In the early days of the invasion, wildlife managers and local residents fought the sea lamprey with everything they could think of. From landing nets to javelins, few weapons have gone untested. Conservationists built simple metal barriers to prevent migratory adults from reaching their spawning grounds and tapped larvae with newly invented electrofishing devices. At one dam, operators constructed a metal ramp to create a booby trap that led lampreys over the dam’s edge and into a bucket of oil. A conservation officer named Marvin Norton led pitchfork-armed sports clubs on field trips to hunt and spear the lamprey. Every attempt failed. “I suspect that from now on the lamprey will be with us like fleas on a dog,” said Gerald Cooper of the Michigan Department of Conservation in 1954.

At what is now the US Geological Survey’s Hammond Bay Biological Station, scientists worked to find a chemical solution. In 1956 they finally got lucky with the 5.209. tested formula: 3-trifluoromethyl-4-nitrophenol or TFM. To the researchers’ delight, TFM was able to eradicate lamprey larvae while sparing most native biota. Two years later, this novel lampricide was pumped into Michigan’s Mosquito River.

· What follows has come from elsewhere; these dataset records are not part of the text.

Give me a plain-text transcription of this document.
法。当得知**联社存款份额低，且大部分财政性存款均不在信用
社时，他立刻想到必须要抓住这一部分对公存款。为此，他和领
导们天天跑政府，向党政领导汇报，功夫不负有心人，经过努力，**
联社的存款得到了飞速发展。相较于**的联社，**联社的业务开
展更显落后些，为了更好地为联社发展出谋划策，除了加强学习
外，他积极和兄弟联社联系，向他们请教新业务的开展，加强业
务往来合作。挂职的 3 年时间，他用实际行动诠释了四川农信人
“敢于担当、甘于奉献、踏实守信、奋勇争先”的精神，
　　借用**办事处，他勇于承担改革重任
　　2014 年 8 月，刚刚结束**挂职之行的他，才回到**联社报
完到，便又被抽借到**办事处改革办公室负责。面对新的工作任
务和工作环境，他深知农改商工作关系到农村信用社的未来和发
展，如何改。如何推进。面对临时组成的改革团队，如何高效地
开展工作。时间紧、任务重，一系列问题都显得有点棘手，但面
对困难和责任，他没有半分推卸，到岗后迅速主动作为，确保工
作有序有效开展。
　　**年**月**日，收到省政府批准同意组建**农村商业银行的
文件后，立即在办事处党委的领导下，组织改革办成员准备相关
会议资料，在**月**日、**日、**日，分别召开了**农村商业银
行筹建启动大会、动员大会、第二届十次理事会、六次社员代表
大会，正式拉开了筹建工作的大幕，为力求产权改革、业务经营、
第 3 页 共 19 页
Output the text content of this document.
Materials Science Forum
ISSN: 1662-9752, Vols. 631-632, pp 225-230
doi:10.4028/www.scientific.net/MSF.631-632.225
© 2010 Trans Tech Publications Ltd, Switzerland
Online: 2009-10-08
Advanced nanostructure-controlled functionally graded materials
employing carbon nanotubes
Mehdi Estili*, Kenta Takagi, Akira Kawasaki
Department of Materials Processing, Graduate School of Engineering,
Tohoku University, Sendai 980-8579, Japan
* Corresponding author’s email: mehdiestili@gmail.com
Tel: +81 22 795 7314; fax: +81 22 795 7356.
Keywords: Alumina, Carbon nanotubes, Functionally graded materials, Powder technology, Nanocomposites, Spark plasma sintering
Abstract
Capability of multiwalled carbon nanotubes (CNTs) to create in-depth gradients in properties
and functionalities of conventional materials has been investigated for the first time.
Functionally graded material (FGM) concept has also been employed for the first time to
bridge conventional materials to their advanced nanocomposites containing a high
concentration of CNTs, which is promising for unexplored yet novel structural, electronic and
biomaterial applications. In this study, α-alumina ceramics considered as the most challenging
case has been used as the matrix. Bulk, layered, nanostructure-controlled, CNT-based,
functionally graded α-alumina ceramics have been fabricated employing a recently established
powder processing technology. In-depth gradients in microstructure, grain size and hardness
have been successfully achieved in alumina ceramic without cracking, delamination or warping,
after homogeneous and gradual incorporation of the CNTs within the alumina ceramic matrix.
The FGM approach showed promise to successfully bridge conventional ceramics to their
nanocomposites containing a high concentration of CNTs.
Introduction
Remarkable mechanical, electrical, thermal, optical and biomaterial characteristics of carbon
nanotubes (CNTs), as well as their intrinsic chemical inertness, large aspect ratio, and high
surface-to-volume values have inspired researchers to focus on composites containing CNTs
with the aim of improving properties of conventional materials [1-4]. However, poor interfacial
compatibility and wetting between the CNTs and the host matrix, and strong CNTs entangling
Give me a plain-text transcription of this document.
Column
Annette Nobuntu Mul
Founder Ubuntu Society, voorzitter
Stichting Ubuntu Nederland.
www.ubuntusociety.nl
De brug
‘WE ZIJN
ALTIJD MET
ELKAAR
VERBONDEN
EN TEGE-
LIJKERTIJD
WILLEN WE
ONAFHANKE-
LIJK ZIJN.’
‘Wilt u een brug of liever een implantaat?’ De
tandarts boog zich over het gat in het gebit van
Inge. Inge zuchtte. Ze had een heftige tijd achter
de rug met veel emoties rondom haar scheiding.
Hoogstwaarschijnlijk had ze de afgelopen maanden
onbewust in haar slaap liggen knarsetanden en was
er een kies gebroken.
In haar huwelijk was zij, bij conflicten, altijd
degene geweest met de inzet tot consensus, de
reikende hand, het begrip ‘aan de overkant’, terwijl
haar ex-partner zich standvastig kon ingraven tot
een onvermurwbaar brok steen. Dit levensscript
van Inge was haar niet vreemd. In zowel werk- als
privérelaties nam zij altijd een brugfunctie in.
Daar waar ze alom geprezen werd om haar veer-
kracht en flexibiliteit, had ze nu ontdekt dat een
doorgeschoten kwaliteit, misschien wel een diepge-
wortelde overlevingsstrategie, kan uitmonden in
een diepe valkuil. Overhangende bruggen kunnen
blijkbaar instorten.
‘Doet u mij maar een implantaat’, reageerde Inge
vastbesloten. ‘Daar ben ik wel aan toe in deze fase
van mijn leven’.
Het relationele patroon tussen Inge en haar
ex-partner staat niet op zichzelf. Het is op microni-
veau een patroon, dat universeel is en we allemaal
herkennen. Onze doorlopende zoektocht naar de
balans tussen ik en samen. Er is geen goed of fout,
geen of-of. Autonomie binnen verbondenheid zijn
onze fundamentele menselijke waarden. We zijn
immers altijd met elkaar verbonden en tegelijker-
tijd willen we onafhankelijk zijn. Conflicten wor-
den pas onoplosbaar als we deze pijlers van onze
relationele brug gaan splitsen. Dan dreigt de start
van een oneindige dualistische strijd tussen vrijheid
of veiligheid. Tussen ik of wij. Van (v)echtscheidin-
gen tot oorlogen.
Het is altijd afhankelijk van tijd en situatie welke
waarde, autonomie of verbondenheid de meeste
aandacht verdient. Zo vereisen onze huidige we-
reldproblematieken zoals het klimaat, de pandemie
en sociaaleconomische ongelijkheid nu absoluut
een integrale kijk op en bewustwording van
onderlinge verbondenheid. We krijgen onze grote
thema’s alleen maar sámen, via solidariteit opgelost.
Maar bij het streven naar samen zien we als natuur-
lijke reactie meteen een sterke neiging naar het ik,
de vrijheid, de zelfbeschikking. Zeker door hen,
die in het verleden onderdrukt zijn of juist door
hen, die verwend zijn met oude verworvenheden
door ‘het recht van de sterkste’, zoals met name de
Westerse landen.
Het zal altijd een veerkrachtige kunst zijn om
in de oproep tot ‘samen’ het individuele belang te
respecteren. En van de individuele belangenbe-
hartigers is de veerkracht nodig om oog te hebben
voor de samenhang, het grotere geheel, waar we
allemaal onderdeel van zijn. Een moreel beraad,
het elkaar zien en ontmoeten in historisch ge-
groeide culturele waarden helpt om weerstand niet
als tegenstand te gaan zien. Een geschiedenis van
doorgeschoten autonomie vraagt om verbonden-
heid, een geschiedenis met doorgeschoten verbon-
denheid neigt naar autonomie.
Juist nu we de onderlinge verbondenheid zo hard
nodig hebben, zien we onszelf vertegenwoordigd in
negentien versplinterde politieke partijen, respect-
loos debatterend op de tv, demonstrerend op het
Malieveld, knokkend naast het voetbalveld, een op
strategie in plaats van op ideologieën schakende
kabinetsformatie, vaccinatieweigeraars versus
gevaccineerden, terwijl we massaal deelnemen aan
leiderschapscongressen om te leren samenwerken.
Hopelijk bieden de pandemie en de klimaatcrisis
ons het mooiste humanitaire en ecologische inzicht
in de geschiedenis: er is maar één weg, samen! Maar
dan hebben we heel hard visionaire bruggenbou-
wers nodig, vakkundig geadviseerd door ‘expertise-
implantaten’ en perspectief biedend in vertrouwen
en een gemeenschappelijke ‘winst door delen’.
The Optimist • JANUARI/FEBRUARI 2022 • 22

Within 20 years, TFM proved to be a formidable weapon. It was particularly effective in conjunction with the numerous levees in the region, which blocked more than half of the sea lamprey’s potential spawning habitat. By 1978, the number of spawning sea lampreys in Lake Superior had declined by 92 percent. Across the Great Lakes as a whole, the lamprey population has declined from 2 million at its peak in the 1950s to a few hundred thousand today.